Joseph Weizenbaum — creator of the Eliza chatterbot and author of “Computer Power and Human Reason” — passed away recently. Running through all the obits was a quote that seemed to summarize this computing pioneer’s critical perspective on technology:
The Internet is like one of those garbage dumps outside of Bombay. There are people, most unfortunately, crawling all over it, and maybe they find a bit of aluminum, or perhaps something they can sell. But mainly it’s garbage.
This line appeared in outlets from the Wall Street Journal to Valleywag. Caught my eye, too.
The original quotation was in a New York Times article from 1999. But it’s not the whole story.
Weizenbaum wrote a letter to the Times after the article appeared:
I did say that, but I went on to say, “There are gold mines and pearls in there that a person trained to design good questions can find.”

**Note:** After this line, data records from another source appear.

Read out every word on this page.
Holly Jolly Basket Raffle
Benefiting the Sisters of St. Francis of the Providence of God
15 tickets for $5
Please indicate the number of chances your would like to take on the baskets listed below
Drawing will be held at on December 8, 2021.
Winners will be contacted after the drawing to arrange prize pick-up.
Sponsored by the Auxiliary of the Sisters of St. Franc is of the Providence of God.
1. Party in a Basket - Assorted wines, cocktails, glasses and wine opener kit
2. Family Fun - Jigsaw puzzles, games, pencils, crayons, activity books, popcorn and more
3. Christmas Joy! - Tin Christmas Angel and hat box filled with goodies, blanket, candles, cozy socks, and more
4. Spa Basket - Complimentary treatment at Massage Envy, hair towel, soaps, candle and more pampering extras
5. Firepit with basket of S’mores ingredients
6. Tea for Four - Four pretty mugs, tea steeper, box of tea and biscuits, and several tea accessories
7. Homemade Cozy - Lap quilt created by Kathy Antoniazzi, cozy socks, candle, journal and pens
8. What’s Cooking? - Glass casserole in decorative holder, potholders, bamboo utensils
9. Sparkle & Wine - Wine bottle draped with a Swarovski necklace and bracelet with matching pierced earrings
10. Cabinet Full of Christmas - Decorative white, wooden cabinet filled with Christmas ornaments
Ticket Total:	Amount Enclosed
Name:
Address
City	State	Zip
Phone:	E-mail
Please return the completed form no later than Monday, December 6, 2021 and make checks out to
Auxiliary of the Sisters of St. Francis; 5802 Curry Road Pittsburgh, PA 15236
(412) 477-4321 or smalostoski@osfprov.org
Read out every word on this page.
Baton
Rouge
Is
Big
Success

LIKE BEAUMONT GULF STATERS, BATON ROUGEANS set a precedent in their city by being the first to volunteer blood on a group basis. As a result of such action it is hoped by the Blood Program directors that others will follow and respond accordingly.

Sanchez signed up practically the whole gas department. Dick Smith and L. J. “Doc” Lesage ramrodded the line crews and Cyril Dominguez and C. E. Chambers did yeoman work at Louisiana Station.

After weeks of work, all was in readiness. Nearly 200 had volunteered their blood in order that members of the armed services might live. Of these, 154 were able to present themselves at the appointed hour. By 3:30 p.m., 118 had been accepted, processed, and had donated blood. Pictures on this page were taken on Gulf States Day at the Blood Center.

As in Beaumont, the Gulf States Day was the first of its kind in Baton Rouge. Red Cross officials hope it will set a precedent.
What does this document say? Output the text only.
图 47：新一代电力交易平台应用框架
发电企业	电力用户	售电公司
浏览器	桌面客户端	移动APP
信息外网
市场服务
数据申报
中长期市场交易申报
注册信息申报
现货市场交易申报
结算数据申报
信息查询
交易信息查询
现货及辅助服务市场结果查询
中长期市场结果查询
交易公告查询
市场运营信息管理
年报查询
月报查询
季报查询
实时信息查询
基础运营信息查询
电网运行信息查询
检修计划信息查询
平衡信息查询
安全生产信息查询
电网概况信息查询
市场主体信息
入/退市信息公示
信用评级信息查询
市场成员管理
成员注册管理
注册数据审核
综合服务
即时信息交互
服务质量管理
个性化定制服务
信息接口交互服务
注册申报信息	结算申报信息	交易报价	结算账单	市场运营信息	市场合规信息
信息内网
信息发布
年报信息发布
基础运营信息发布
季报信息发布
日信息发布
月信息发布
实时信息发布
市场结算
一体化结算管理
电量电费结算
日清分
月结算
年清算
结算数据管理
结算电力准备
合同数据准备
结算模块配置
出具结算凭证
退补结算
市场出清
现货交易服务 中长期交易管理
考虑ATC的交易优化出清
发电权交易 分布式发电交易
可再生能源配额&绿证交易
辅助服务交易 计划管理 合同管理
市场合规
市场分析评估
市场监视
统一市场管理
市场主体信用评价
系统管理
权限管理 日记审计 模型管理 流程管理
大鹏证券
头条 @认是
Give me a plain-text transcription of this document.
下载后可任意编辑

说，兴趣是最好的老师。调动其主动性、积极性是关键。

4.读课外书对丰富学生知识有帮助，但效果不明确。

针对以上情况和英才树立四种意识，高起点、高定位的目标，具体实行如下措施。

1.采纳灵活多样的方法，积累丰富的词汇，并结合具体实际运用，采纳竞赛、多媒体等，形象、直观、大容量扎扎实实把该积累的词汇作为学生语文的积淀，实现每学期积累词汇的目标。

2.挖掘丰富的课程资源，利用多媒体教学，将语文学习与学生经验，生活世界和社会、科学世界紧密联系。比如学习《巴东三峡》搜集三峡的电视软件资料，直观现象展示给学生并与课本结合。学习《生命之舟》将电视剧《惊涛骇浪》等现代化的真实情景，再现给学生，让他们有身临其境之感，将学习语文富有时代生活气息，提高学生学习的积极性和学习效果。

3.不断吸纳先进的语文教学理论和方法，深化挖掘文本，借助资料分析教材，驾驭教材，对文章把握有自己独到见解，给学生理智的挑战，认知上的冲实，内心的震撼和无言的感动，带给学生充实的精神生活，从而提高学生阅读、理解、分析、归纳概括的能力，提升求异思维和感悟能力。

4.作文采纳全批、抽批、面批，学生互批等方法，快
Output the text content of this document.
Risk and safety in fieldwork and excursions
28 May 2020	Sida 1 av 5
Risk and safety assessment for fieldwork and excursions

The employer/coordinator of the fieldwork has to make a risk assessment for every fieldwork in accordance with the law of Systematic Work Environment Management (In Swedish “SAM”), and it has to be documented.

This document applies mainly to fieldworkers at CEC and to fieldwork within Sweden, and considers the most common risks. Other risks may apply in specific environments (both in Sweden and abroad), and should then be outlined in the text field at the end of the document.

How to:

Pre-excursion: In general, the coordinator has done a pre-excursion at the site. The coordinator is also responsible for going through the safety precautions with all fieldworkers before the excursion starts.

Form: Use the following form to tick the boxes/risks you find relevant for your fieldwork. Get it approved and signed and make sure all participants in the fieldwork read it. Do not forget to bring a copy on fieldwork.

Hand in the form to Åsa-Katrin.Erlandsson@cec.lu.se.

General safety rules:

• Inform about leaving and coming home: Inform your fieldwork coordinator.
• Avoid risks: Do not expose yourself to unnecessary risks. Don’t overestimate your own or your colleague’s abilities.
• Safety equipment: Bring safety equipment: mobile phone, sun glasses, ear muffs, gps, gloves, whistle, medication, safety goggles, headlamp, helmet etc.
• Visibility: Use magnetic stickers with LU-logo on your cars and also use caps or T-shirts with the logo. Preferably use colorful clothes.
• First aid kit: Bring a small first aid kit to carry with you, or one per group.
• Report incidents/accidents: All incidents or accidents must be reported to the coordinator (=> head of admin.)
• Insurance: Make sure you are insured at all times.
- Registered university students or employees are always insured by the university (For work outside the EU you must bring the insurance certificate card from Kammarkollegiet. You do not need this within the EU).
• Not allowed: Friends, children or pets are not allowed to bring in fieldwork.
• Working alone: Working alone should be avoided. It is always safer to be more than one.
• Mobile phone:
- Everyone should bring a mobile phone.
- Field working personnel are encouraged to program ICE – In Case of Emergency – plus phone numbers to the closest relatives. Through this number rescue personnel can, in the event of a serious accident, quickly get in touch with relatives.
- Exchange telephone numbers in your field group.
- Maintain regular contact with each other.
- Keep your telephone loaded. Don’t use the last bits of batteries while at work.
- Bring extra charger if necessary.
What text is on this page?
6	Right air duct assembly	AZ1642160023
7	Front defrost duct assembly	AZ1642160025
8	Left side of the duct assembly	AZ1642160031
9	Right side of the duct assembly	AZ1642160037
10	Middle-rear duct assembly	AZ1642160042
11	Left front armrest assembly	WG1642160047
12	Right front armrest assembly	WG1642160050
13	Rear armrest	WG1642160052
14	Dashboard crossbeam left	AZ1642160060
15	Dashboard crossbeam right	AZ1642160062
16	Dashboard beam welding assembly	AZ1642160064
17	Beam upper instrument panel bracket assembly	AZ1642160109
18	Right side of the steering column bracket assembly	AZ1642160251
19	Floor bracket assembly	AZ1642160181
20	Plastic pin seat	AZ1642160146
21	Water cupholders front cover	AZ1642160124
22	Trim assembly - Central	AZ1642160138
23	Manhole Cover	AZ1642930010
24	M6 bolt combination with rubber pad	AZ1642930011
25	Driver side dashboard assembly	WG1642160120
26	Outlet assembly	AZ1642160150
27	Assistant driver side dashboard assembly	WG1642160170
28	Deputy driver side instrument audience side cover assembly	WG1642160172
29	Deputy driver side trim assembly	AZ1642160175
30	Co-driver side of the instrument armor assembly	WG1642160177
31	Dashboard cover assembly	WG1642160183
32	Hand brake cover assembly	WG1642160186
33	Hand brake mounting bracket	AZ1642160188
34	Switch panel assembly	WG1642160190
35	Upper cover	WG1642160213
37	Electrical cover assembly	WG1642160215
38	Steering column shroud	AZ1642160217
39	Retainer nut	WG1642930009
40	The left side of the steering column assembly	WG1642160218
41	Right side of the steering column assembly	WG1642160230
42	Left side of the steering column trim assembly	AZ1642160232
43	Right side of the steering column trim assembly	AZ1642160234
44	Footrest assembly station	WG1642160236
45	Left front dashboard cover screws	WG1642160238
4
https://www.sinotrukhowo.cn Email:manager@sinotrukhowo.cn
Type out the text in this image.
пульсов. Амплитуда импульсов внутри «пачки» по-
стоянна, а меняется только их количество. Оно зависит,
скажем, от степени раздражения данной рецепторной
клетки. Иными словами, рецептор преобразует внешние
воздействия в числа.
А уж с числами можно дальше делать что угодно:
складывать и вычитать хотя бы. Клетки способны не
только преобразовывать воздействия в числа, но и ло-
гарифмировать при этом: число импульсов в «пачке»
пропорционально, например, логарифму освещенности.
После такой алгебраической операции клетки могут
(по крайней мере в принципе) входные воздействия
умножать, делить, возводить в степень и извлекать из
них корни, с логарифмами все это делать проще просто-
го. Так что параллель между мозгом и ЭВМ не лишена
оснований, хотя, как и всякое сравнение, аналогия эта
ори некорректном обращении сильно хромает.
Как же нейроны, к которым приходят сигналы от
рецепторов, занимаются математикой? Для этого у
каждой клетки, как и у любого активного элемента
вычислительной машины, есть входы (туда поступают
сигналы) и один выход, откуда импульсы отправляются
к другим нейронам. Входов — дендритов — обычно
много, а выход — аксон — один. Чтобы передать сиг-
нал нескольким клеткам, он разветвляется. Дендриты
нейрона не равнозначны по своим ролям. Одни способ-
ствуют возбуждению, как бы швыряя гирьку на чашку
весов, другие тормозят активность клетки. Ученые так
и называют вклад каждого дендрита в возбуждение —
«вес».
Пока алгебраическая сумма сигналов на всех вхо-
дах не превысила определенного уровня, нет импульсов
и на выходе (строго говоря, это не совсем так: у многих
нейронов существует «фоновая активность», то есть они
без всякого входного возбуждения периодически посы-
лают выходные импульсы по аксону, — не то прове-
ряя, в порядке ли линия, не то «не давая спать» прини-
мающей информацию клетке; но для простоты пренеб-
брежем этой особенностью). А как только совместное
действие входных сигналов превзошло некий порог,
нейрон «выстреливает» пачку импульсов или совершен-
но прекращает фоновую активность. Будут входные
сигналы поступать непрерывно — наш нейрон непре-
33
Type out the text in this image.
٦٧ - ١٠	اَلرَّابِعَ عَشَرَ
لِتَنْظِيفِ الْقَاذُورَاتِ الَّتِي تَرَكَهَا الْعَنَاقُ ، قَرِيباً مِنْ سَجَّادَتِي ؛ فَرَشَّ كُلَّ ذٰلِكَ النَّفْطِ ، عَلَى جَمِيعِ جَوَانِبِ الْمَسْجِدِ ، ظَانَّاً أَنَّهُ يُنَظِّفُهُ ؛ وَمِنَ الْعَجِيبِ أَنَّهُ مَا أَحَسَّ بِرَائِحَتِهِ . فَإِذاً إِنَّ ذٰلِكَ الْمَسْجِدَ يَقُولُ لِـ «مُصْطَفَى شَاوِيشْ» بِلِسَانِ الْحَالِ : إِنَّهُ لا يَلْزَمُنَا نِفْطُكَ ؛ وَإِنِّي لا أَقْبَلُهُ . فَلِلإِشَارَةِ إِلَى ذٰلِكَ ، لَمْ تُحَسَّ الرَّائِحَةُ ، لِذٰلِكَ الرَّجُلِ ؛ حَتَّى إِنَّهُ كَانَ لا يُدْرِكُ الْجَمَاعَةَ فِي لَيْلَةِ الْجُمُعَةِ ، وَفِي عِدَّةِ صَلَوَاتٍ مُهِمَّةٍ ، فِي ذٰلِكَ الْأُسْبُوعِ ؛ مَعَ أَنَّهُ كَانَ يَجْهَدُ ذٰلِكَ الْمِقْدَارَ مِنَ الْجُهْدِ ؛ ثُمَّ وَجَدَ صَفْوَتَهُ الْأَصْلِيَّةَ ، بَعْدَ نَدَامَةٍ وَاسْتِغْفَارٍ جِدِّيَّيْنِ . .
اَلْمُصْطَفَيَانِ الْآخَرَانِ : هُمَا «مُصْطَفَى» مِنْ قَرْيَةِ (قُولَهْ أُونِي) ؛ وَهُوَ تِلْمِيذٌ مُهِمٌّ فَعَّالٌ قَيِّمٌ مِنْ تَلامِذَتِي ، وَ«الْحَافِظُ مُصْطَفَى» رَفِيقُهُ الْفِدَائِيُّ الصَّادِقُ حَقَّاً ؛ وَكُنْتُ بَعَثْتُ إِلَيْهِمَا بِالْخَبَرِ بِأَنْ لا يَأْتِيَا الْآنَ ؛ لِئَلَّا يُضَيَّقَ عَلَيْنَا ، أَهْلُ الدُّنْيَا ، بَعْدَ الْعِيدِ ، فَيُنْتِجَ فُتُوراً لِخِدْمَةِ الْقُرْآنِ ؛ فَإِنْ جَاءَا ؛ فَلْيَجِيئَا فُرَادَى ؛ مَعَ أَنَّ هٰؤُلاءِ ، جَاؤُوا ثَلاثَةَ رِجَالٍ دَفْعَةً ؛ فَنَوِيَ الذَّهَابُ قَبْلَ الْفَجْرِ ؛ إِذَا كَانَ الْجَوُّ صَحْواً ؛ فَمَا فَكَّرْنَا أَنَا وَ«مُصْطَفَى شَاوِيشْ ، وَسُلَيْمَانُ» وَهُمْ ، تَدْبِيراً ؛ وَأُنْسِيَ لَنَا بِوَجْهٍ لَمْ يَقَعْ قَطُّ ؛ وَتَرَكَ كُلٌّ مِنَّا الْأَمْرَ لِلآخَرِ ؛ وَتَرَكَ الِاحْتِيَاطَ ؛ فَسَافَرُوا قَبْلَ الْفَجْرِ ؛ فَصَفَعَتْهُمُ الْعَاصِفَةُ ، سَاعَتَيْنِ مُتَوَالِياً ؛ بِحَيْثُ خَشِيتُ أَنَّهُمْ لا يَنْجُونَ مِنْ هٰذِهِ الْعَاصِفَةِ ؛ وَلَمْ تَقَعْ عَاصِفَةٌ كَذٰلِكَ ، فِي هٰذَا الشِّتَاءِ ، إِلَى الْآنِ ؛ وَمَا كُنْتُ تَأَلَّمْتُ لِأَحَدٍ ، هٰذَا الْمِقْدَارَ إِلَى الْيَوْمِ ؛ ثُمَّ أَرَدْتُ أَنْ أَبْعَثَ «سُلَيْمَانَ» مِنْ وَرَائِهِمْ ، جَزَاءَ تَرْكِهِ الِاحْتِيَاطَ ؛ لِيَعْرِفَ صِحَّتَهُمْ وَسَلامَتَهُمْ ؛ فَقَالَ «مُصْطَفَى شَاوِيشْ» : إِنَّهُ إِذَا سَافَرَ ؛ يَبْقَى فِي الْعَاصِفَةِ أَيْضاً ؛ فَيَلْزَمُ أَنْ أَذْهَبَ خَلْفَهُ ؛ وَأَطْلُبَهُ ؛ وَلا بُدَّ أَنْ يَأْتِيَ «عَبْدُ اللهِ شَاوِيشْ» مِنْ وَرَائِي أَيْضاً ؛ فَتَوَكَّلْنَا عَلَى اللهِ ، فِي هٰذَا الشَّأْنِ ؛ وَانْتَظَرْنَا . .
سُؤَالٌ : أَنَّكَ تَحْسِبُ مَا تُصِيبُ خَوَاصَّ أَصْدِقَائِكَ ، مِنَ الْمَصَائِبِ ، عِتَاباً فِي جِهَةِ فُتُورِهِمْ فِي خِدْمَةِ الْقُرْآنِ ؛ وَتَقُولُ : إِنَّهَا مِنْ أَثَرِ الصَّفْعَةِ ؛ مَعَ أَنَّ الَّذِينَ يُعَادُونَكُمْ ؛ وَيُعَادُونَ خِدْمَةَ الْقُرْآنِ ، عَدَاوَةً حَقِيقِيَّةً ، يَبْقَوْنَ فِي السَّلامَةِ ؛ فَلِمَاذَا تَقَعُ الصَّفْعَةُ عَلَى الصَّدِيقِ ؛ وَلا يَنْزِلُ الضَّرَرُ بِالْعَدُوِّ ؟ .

Amazing what a little context can do!
Interestingly, although Weizenbaum’s critique of computing centers on the limitations of algorithmic problem-solving, it was Google’s pattern-matching prowess that unearthed this connection for me. I’d never have found it on my own.
Weizenbaum, whose family fled Nazi Germany in the ’30s, was right to urge us not to discount the value of the human compass in navigating our lives, and not to abdicate our judgment to machines. But I think he might have been a little too ready to dismiss the ability of machines to help us find informational gold and contextual pearls.